American, French and European Oak

Oak Barrels

Good wood does not make a great wine, it reveals it!

Oak barrel fermentation and aging

What Oak barrel fermentation and aging adds to wine.


Since the Roman Empire, WHITE OAK has been the tree of choice for winemaking.

But the technique of maturing wines in barrels started in the 18th century.

Each barrel is hand-made by a cooper (the person who makes the barrel) and placed over an open flame.

Traditionally, the interior of the staves were heated to make them easier to bend, while today winemakers choose the toast level to differentiate the character of their wines.

Barrels that have been used 2-3 years become “neutral” because they add no aromas.

A winemaker can use oak as a chef can use salt. He can use too little and he can use too much.

He can use a little, just to bring out new flavors, or use more to let the oak play a more important role.

However, just as a chef can use too much salt, so can a winemaker use too much oak.

If a wine tastes oak, instead of fruit, we say that the wine is not well balanced.


AMERICAN OAK: vanilla, dill, coconut.

FRENCH OAK: vanilla, holiday spices, nutmeg, clove, allspice, dried ginger.

EUROPEAN OAK: vanilla, herbal, sweet spices, clove, cinnamon.


AMERICAN OAK: vanilla, honey, caramel, toast, roasted nuts, strong coconut, roast coffee, cocoa.

FRENCH OAK: cedar, cigar box, chocolate, allspice, nutmeg, clove.

EUROPEAN OAK: strong butterscotch, banana, allspice.


AMERICAN OAK: vanilla, strong roast coffee, espresso, caramel, smocke.

FRENCH OAK: crème brûlée, cedar, smocke, cinnamon, ginger, clove.

EUROPEAN OAK: vanilla, strong spices, butterscotch, toffee.


Vanilla, caramel, chocolate, cocoa, toast, coffee, mocha, toffee, toasted almond, roasted nuts, allspice, cinnamon , cardamom, cedar, butterscotch, clove, spice, smoke, crème brûlée, banana, tobacco, cigar box, coconut, brown sugar, nutmeg, ginger, honey, baking bread, cream, hazelnut, espresso, roasted coffee bean, toasted marshmallow.

French Oak

French Oak produces more woody spices and more silky textures.

French oak barrels are the most expensive.
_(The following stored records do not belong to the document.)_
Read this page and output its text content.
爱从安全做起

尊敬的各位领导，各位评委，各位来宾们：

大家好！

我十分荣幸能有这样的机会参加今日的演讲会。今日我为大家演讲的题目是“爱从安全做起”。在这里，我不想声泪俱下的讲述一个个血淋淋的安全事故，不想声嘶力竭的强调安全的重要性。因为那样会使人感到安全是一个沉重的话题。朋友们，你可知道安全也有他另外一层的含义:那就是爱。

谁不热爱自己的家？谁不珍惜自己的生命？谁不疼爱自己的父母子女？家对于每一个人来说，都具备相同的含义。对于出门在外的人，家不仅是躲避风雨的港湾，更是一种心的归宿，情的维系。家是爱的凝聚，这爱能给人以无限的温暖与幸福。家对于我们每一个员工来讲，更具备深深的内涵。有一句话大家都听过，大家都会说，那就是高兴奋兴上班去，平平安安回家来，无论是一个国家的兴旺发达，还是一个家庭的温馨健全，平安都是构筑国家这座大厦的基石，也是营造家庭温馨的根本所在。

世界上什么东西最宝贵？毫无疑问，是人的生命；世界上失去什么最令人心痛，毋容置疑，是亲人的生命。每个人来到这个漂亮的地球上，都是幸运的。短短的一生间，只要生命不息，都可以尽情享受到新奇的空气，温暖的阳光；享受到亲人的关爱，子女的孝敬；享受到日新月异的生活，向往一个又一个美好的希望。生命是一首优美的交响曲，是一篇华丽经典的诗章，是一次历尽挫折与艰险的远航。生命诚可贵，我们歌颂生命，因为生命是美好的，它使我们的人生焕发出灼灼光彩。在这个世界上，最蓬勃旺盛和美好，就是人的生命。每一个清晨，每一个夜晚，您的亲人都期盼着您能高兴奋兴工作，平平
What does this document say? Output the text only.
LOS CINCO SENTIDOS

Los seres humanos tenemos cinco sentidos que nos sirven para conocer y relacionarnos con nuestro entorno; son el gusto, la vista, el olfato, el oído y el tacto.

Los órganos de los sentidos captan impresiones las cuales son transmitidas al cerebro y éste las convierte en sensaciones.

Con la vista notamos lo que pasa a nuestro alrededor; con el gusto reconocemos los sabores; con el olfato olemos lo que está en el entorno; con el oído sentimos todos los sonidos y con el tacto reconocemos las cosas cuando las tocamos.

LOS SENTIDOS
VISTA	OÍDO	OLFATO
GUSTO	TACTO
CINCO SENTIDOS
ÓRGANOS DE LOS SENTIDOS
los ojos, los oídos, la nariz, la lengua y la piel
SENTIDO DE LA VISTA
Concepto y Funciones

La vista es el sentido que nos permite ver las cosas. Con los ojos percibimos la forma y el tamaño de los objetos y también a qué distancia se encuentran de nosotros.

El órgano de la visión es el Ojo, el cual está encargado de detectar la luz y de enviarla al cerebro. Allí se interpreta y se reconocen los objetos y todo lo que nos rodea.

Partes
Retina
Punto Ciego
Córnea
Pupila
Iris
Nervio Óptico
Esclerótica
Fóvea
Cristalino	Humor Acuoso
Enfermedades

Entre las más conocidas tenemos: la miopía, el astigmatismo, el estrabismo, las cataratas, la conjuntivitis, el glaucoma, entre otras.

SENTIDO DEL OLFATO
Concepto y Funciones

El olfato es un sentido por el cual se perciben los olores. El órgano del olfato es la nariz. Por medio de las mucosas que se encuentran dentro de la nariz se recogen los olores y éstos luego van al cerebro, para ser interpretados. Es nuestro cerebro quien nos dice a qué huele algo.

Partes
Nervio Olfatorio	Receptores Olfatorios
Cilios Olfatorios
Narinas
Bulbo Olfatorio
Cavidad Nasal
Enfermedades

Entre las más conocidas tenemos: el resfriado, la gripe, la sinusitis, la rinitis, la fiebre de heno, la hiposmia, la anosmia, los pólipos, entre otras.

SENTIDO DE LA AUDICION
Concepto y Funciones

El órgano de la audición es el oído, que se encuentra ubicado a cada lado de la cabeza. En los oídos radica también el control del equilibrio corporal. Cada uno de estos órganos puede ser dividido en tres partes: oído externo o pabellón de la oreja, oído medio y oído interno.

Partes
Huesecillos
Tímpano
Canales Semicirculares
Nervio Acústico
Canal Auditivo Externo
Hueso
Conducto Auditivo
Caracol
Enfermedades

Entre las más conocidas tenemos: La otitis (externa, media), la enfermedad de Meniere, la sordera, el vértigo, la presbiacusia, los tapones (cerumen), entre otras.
They cost around 1000 USD each. A 225 liters barrel produces 300 bottles (0,75 Cl) and its cost adds to the final price.

Barrels have different sizes: 228 liters in Burgundy, 212 liters in Pouilly-Fuissé, 225 liters in Bordeaux and 232 liters in Loire Valley.

Barrels have also different names: "barrique" in Bordeaux, "pièce" in Burgundy.

"Tonneau" in Bordeaux is a big barrel. It contains 900 liters, the same as 4 barriques. Muids (rare) 1,200 liters. Demi-muids 600 liters. Queue (equivalent to two pièces) 456 liters. Feuillette bourguignonne 114 liters (in Chablis 132 liters).

French Oak is very popular for aging premium wines. It tends to add more delicate flavors than other types of oak.

Pinot Noir and Chardonnay love French Oak because they soak up the flavors better than many other grapes.

American Oak

American Oak produces stronger flavors like coconut and vanilla.

American Oak is often used to add a creamy texture to otherwise lighter and fruitier wine types.

Spanish wines are typically aged in American oak.

European Oak

European Oak (Hungarian, Slovenian) is a midway point between French and American oak.

Virgin Wine

Virgin Wine is a wine that has never seen wood.

Aging in vats (steel tanks) preserves the youth and freshness of a wine. Vats are mainly used for wines that are to be drunk young.

The stainless steel advantages are: durability (last a lifetime), cost, purity (don't impart flavor, wine retain structure -crisp, fresh,light- and fruit flavors), cleaning (easier to clean) and control over oxigen exposure.